An ad on my facebook says "don't be THAT girl". Its like it knows.
Just ate lunch with a paperclip again. Seriously, need to invest in plastic forks.
i told her my name was noah and she leans in and whispers "that makes me so wet." ive never been more thankful for the Notebook
He's drunk and putting on a tie for the jimmy john's delivery guy
There is no way I'm taking advice from somone who's idea of a balanced diet consists of vodka and lemon detox juice
Just for future reference: milk is NOT a good mixer no matter how drunk you are.
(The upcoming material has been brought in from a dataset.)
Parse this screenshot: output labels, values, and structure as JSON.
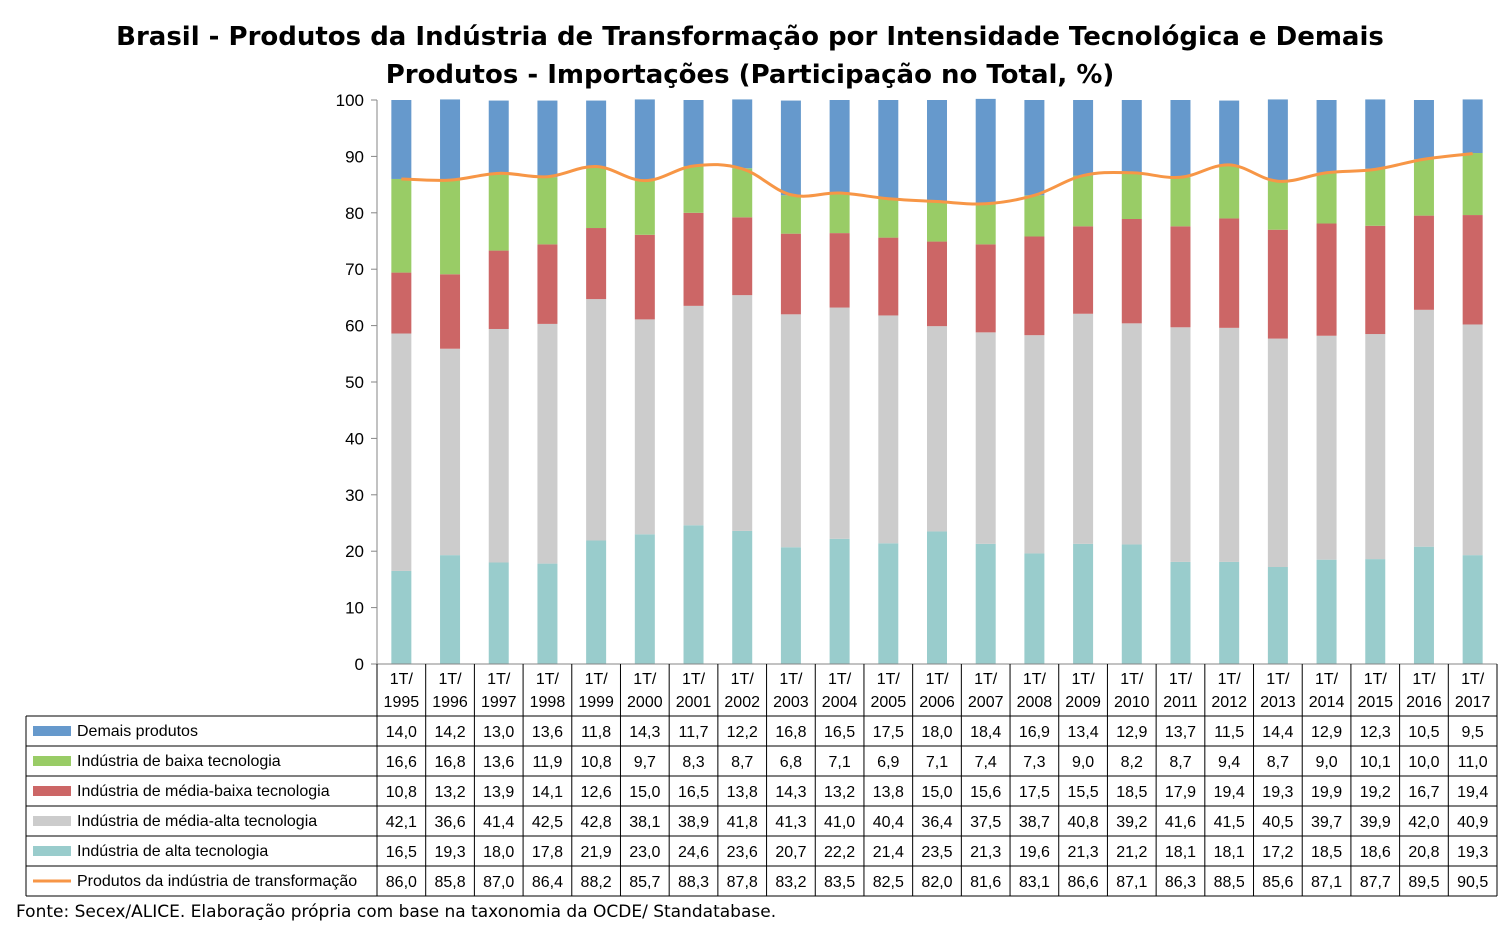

by the end of the night two people were passed out at the table, three on the couches, and one in the bathroom. it looked like someone pumped sleeping gas into the middle of a dinner party.
I mean you can't really blame him. He's named after whiskey and I don't get along with pants.
Dave used his AAA card to get my car towed to my house so I could get drunk. Evil genius.
she asked me where ive been her entire life and the guy in the room next to us yelled "with other women bitch!"
No later than 4:00 ok - I'm tying my viagra high into a superbowl halftime showstopper. Ya, you might wanna look away for that
haha all our friends are at the carnival and I'm on stage dry humping a 40 year old
I'm gonna snort this pill I found on the ground cause that's how classy I am. Watch football and eat Beef jerky. Domesticated at its finest.
New rule. If he's too busy to put the "H" in "what" then I'm too busy to put his D in me.
Omg no hes gotta go down on me. Then itll be like my vagina has kissed the stanley cup.